Le plan qu’il avait élaboré tenait compte des législations applicables et des problématiques les plus fréquemment rencontrées dans le traitement quotidien des situations impliquant des mineurs en conflit avec la loi. Il a également suggéré de faire intervenir un psychologue pour que les participants reçoivent quelques notions sur le traitement thérapeutique des enfants. Il faut savoir que les intervenants, même ceux du judiciaire, ne sont pas en possession de textes législatifs à jour.

 

Quitter sa zone de confort

 

Ces quatre jours de formation m’ont permis de rencontrer des personnes de différents milieux (ex : policiers, juges, avocats, intervenants de la société civile, travailleurs sociaux et dirigeants de centre pour enfants) dont l’intérêt, l’implication et la participation très active aura permis de tenir des plénières fructueuses. De nombreuses suggestions et recommandations pertinentes ont été librement exprimées afin d’atteindre un objectif fondamental : jeter les bases d’un système de justice plus fonctionnel et efficace.

 

 

Je croyais avoir entendu et vu des situations pénibles lors de mes années de pratique tant en délinquance, qu’en protection de la jeunesse ou d’adoption. Je dois dire que j’ai été stupéfait d’entendre les traitements réservés aux adolescentes enceintes, à celles victimes d’agressions sexuelles souvent rejetées par leur famille, ou encore à celles qui agissent comme gardiennes d’enfants. Certaines d’entre elles quittent leur emploi car elles ne reçoivent pas le salaire convenu sont fréquemment accusées de vol. Voilà des réalités pour lesquelles on ne peut rester indifférent.

Au-travers de ces épisodes touchants, je me permets une petite anecdote. Lors de la dernière journée, à la suite de l’une de mes interventions, un participant m’interpelle en urgence en levant sa main : « M. Dominique, au Québec, c’est pire qu’au Mali, vous arrêtez et accusez les enfants de 2 à 17 ans, comment cela se fait-il? »

 

 

Après quelques secondes d’incompréhension et quelques interventions spontanées d’autres participants, on réalise que l’accent québecois avait entraîné la confusion suite à la prononciation de 12 ans et non pas 2 ans. Ce fut un bon fou rire avec un auditoire qui avait également un bon sens de l’humour. 

 

Un accueil inoubliable, un travail admirable

 

Je tiens à remercier Oumou, Lilya et Jihane pour leur travail acharné et à qui, sans réserve, je lève mon chapeau. Sans elles, ce projet de formation n’aurait pu se réaliser. Elles ont contribué à créer une atmosphère où tout est sous contrôle et où les ajustements nécessaires, notamment ceux requis par les problèmes technologiques, ont été apportés en un tour de main!

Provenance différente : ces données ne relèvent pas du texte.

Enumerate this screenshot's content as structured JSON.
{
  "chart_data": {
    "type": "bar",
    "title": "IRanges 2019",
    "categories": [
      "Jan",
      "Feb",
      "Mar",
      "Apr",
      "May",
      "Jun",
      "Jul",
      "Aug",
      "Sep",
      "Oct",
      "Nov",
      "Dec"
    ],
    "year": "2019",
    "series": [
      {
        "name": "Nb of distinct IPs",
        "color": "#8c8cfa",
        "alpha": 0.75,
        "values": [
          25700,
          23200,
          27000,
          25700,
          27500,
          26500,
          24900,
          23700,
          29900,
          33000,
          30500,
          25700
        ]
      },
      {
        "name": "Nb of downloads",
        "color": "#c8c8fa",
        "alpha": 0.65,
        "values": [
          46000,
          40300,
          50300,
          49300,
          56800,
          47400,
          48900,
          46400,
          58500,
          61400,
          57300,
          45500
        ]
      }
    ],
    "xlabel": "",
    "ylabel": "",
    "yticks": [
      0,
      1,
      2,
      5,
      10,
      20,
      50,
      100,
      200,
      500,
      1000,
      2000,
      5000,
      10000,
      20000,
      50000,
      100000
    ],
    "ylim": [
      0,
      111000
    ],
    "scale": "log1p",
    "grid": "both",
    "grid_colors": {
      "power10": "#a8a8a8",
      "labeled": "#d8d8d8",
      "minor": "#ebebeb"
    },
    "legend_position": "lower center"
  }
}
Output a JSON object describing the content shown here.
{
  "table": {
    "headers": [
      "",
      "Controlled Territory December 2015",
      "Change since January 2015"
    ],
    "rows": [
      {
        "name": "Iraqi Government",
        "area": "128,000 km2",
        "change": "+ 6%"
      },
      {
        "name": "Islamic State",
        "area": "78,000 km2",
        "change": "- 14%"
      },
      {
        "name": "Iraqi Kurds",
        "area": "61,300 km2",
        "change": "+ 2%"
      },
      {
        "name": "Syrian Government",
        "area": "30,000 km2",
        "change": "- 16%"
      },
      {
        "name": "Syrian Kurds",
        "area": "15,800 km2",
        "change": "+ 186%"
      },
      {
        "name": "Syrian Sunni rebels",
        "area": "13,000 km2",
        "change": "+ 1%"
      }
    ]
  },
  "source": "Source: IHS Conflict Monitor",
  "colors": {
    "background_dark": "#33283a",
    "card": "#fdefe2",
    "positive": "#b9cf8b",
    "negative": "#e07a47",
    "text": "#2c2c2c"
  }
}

Grâce à elles, tous les participant-e-s ont pu quitter cet atelier de 2 jours en possession d’une clef USB contenant toute la documentation de la formation. Merci également à Avocats sans frontières Canada, et plus particulièrement à Me Andrée-Anne Perreault-Girard et Marie-Christine Ntagwirumugara, chargée de projet pour le Mali, de m’avoir fait confiance.

Compte tenu de l’accueil reçu, de l’implication et de la volonté de tous les participants de se doter d’outils et de moyens concrets pour ériger les fondations d’un meilleur système de justice pour les mineurs, décider de participer de nouveau à une mission de formation plus spécifique sera dorénavant plus facile à prendre!